Above 140°/60°C: The pile stabalizes in this range for a few days
NOTE: If you turn your pile just as the temperature is beginning to drop (see Turning Your Compost), you will create more air flow and cause the pile to heat back up again. Yippee! This will allow those noble thermophiles to receive over-time pay before retiring. Remember, more heat means better and faster compost.
Now the pile will gradually decrease in temperature until the mesophiles and psychrophiles move back in from the cooler edges to resume their activity. Other hungry guests will arrive as well in the form of actinomycetes, fungi, worms, and many insects. What a party! (If you only knew half of what was going on out there!)
No WORMS in Your Bin?
No Problem!
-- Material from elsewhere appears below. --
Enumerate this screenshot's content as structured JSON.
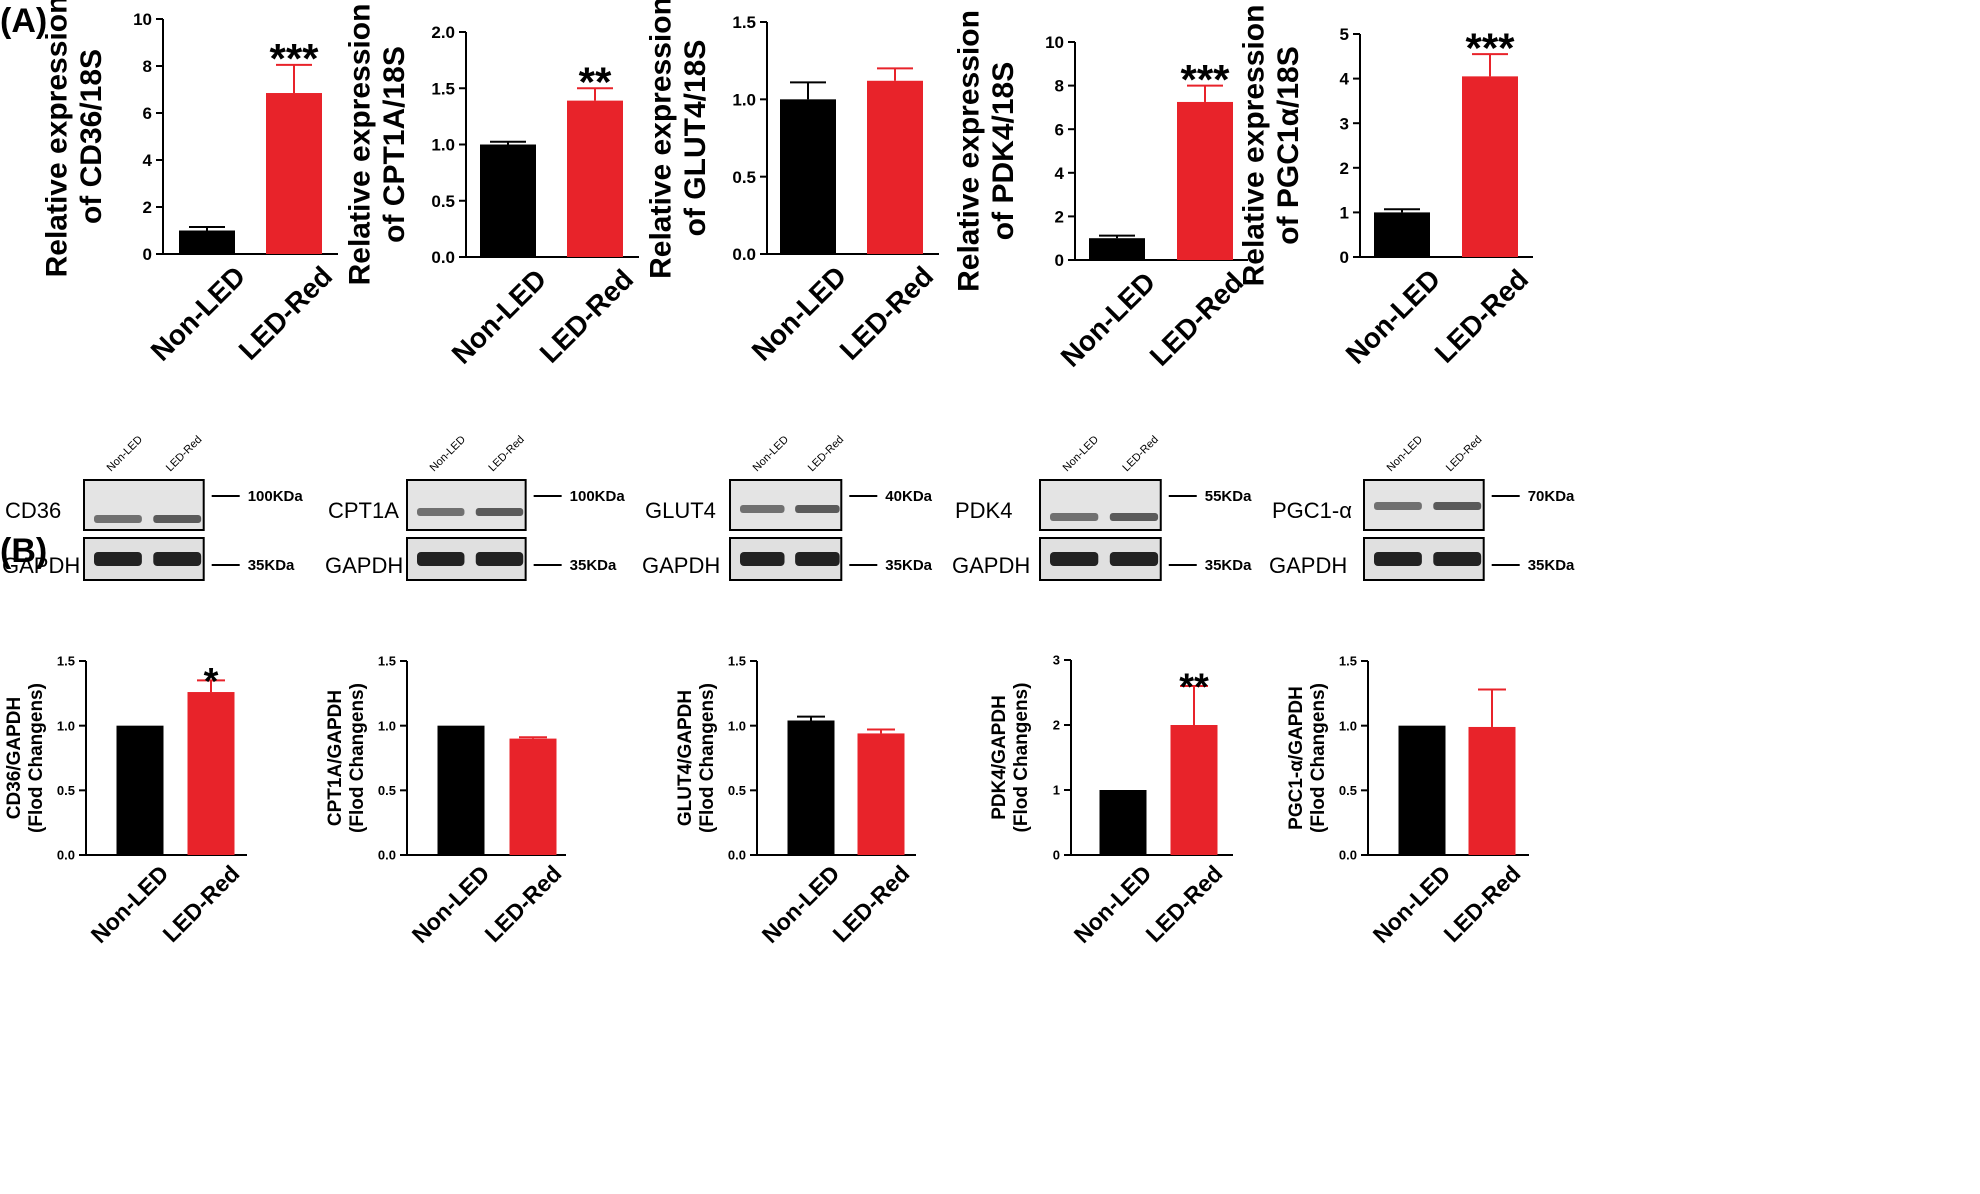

Most people think that a compost pile should have worms in it. Not necessarily so. If your bin sits on soil, worms may rise up naturally out of the earth beneath the bin later in the decomposing process when the heat is lower. They have tender feet.
However, no worms is not a sign that you have failed in your efforts. Put your compost in your garden beds and the little cuties will love you immensely. That's where they really hang out!
Learn more about vermicomposting: Worm Composting
"When Can I Expect Finished Compost?"
You mean how long does all this eating and digesting and partying take place in your compost pile?
Expect usable compost in as little as 3-4 weeks, if you build a Batch Pile and do everything perfectly. But it could take as long as 8-12 months if you use the Add-as-You-Go composting method.
How motivated are you? End of lecture, class dismissed.